Japanese singer and actress Noriko Sakai released her cover of "Sekaijū no Dare Yori Kitto" on August 22, 2007 by Victor Entertainment as her 36th single overall, taken from her compilation album Daisuki: My Moments Best (2007). The song was used in a series of Toyota Noah commercials that year. Its B-side is a rerecording of her song "Aoi Usagi" (1995), which was also composed by Oda. The single peaked at number 44 on the Oricon singles chart. This was her last single before she and her then-husband Yūichi Takasō were involved in a drug scandal in 2009.

===Track listing===
All music is composed by Tetsurō Oda and arranged by Takayuki Hijikata.

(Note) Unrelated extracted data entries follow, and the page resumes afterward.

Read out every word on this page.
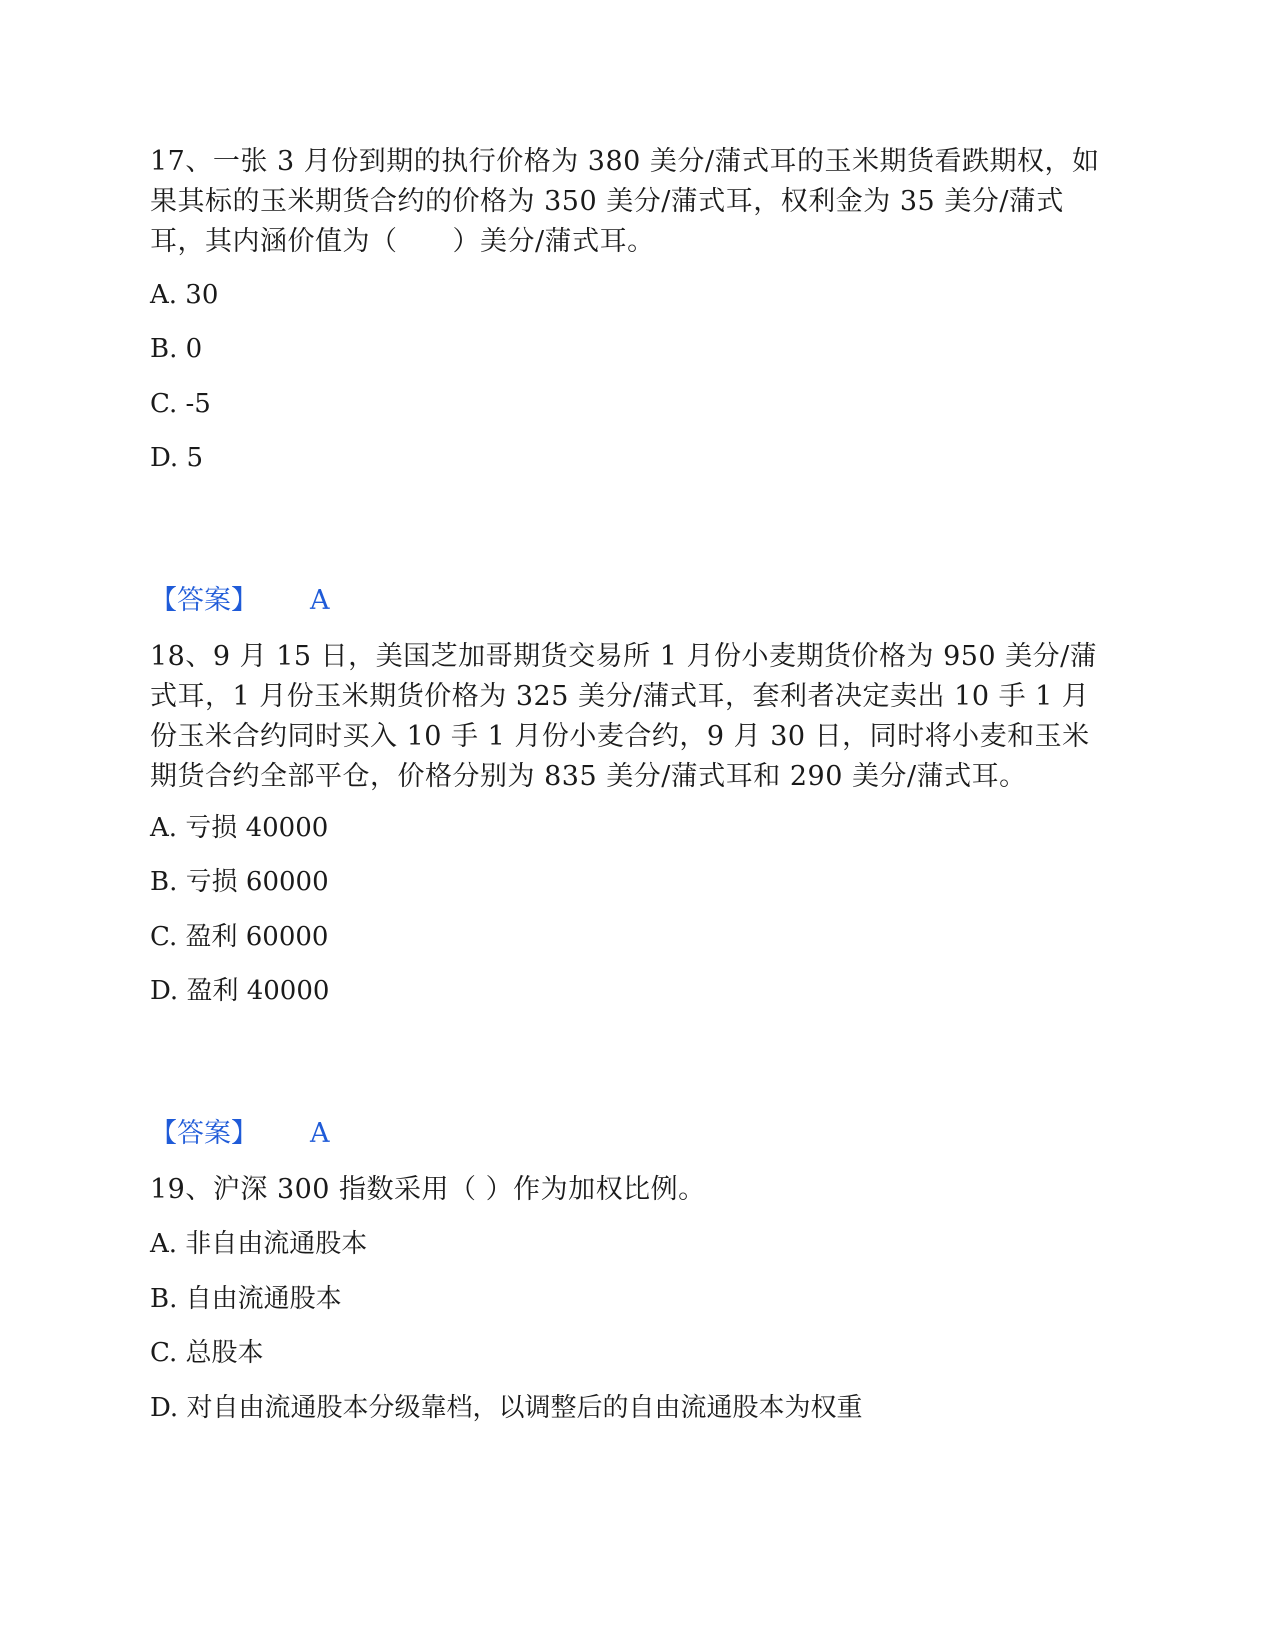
17、一张 3 月份到期的执行价格为 380 美分/蒲式耳的玉米期货看跌期权，如果其标的玉米期货合约的价格为 350 美分/蒲式耳，权利金为 35 美分/蒲式耳，其内涵价值为（　　）美分/蒲式耳。

A. 30
B. 0
C. -5
D. 5
【答案】 A

18、9 月 15 日，美国芝加哥期货交易所 1 月份小麦期货价格为 950 美分/蒲式耳，1 月份玉米期货价格为 325 美分/蒲式耳，套利者决定卖出 10 手 1 月份玉米合约同时买入 10 手 1 月份小麦合约，9 月 30 日，同时将小麦和玉米期货合约全部平仓，价格分别为 835 美分/蒲式耳和 290 美分/蒲式耳。

A. 亏损 40000
B. 亏损 60000
C. 盈利 60000
D. 盈利 40000
【答案】 A

19、沪深 300 指数采用（ ）作为加权比例。

A. 非自由流通股本
B. 自由流通股本
C. 总股本
D. 对自由流通股本分级靠档，以调整后的自由流通股本为权重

| No. | Title | Lyrics | Length |
|---|---|---|---|
| 1. | "Sekaijū no Dare Yori Kitto" ((世界中の誰よりきっと; "Surely More Than Anyone in the World")) | Show Wesugi; Miho Nakayama; | 4:02 |
| 2. | "Aoi Usagi (2007 Version)" ((碧いうさぎ [2007 Version]; "Blue Rabbit")) | Emi Makiho | 4:15 |
| 3. | "Sekaijū no Dare Yori Kitto" (Back Track) |  | 4:02 |
| 4. | "Aoi Usagi (2007 Version)" (Back Track) |  | 4:12 |

===Charts===

| Chart (2007) | Peak position |
|---|---|
| Oricon Weekly Singles Chart | 44 |

== Other cover versions==
- Stephanie Lai covered the song in Cantonese first as "敢恨敢愛 (Dare To Hate and Love)" as a single from her 1993 compilation "Remember 無盡至愛". This version peaked at no. 17 at 903 charts and no. 13 on RTHK. Despite the popularity of Stephanie's version, Andy's version is regarded as classic cantopop ballad.
- Sammi Cheng covered the song in Cantonese as "衝動點唱 (Impulsive Song Request)" taken from her 1993 album "鄭秀文的快樂迷宮 (Sammi's Happy Maze).
- Andy Hui covered this song in Cantonese as "Only You Are Irreplaceable" (唯獨你是不可取替) in his compilation album "雨後陽光" . This version being the most popular Cantonese cover version. Sammi Cheng sings this version more than she sings her version.
- Ryoko Shiraishi and Junichi Miyake covered the song on the 2006 drama CD Mansuri Moe Chapter 6: Happy! Valentine.
- Hitomi Shimatani covered the song on the 2006 various artists cover album Beautiful Woman.
- Tetsurō Oda self-covered the song on his 2006 cover album Melodies and 2009 cover album Songs.
- Cover Lover Project covered the song on the 2007 cover album The Best of Bossa Covers: Seishun Pop.
- Milini Khan (Chaka Khan's daughter) covered the song in English on the 2008 various artists cover album E35: Eigo de Utaou J-pop.
- Osamu Sakata and his daughter Megumi Sakata covered the song on the 2008 various artists cover album Kodomo to Utaitai! Family Hit Songs.
- Yasushi Nakanishi covered the song on his 2008 cover album Standards 3.
- Junichi Inagaki covered the song with Keiko Terada on his 2009 duet cover album Otoko to Onna 2.
- Eric Martin and Debbie Gibson covered the song in English in two vocal arrangements; The "Mr. Vocalist Version" was included on Martin's 2010 cover album Mr. Vocalist 3, while the "Ms. Vocalist Version" was featured on Gibson's 2010 cover album Ms. Vocalist. A solo version by Martin was included on the bonus disc of his 2011 compilation album Mr. Vocalist Best.
- Hideaki Tokunaga covered the song on his 2011 compilation album Vocalist & Ballade Best.
- jyA-Me covered the song with Jun (Cliff Edge) on her 2013 cover album With Me: Duet Cover.
- Nanase Aikawa covered the song on the 2015 tribute album Treasure Box: Tetsuro Oda Songs.
- Daigo covered the song on his 2018 cover album Deing.
- Mone Kamishiraishi covered the song on her 2021 cover album Ano Uta 2.
- Keisuke Yamauchi covered the song on his 2021 album Roots.
- J-Cera covered the song in Korean as her 2023 single "Love Fool" (사랑의 바보).